Defenders were readily recruited to huff: these people really believed what they preached, were not craven lickspittles, and could not be corrupted by such modest emoluments. One indication that this interpretation was itself faulty was that the amounts of money involved were many multiples of their official academic salaries. Another is that the point being made has nothing to do with their personal probity or cherished beliefs: rather, it concerns the ways in which these figures led the economics profession to be suborned to the financial sector.

The recruitment track in America worked like this: If you were lucky enough to write a few macrofinance papers in major journals that attract the attention of people that matter; and then garnish a plum political job like under-assistant-sub-secretary of the Treasury/Council of Advisors, touching the right political bases, then it just follows that you will in the fullness of time become absorbed into the corporate/financial sector in some reasonably lucrative capacity, all the while speaking out as an ‘independent’ academic voice for the public commonweal. This career trajectory has been a conveyor belt for some time now, at least back to 1970, when Paul Samuelson helped found the hedge fund Commodities Corporation.

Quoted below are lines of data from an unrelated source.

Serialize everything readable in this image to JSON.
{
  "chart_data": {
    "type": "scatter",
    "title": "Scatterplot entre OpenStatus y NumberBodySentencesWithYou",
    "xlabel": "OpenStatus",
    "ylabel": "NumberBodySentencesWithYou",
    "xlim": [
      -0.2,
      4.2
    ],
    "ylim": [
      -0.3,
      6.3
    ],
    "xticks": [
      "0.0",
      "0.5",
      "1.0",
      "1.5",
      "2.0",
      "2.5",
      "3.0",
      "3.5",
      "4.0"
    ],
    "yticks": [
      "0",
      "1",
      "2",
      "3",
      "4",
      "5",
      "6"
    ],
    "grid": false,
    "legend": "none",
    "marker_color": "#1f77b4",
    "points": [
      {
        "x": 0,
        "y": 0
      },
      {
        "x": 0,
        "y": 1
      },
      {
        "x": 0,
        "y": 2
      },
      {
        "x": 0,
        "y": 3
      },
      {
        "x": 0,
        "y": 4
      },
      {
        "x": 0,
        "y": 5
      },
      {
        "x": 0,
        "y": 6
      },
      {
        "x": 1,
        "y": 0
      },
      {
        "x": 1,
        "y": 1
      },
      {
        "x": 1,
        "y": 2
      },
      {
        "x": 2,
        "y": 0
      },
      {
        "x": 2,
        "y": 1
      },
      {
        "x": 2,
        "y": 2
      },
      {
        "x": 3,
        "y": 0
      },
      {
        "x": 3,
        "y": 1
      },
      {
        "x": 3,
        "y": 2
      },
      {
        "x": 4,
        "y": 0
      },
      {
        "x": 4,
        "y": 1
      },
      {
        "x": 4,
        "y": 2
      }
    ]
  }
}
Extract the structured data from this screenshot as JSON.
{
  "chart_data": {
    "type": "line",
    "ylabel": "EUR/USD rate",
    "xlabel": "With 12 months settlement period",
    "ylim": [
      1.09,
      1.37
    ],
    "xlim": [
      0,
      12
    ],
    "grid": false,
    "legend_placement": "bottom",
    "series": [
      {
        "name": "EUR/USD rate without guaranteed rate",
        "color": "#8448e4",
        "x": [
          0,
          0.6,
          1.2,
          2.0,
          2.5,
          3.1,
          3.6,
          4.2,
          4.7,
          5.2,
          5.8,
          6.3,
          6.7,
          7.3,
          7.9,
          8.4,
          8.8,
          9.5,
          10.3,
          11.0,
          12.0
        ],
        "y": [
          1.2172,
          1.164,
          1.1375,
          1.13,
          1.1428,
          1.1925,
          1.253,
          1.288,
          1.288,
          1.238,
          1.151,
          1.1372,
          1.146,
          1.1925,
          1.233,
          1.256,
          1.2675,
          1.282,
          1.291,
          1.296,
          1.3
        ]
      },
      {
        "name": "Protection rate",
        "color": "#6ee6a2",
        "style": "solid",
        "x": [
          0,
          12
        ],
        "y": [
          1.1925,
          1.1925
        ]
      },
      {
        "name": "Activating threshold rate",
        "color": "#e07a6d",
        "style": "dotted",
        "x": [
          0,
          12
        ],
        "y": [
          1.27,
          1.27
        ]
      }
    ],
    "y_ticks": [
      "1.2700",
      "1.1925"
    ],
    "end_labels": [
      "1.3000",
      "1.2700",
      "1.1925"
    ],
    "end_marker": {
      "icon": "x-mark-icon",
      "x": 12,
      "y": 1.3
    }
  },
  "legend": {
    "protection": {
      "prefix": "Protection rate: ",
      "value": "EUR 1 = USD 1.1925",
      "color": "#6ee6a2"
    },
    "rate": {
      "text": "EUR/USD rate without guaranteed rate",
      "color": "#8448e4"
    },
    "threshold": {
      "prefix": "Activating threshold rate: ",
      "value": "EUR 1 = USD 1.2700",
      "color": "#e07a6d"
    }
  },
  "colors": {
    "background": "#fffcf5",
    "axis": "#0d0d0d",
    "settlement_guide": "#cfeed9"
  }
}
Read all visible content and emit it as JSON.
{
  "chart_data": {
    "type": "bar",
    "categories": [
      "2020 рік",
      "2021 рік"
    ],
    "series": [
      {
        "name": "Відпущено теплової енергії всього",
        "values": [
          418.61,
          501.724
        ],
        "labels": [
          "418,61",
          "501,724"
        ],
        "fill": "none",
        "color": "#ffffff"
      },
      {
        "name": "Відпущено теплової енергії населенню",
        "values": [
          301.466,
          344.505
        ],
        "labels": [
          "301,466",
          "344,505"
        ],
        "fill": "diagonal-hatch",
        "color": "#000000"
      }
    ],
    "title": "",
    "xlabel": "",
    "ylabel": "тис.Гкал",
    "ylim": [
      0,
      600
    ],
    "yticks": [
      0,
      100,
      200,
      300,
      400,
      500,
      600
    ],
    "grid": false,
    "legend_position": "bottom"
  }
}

The issue is not the possible compromise of personal virtue of this or that individual in the face of tempting blandishments; it is rather that the proud pretence of ‘independent expertise’ has become thoroughly undermined by career co-optation within the current economics profession. This has been the bane of academic economics, but also, after the crisis, the vessel of its deliverance.

2.  The Immunity conveyed by the Neoliberal Restructuring of Universities

It was not just the turbocharged finance sector that provided cover for economists. Another major factor in the maintenance of the untouchable reputation of the orthodox economics profession has been the progressive commercialization of the totality of university research since the 1980s. If one wholeheartedly subscribes to the neoliberal doctrine of the market as uber-information processor, then ‘reform’ of the university prescribes the monetization of knowledge in all its forms.

Since the 1980s, the most prominent academic prophets of this reform have been members of the economics profession. Indeed, so zealous were the Boards of Trustees and state governments to bring this change about, that neoclassical economists were frequently installed as Presidents of many major universities (such as Larry Summers at Harvard and Rick Levin at Yale). These captains of erudition then set out to shrink the footprint of the humanities and expand the natural sciences at their institutions, since that was where the money was purportedly to be found. But a little-noted subsidiary trend was to further expand the representation of economists within the academic walls.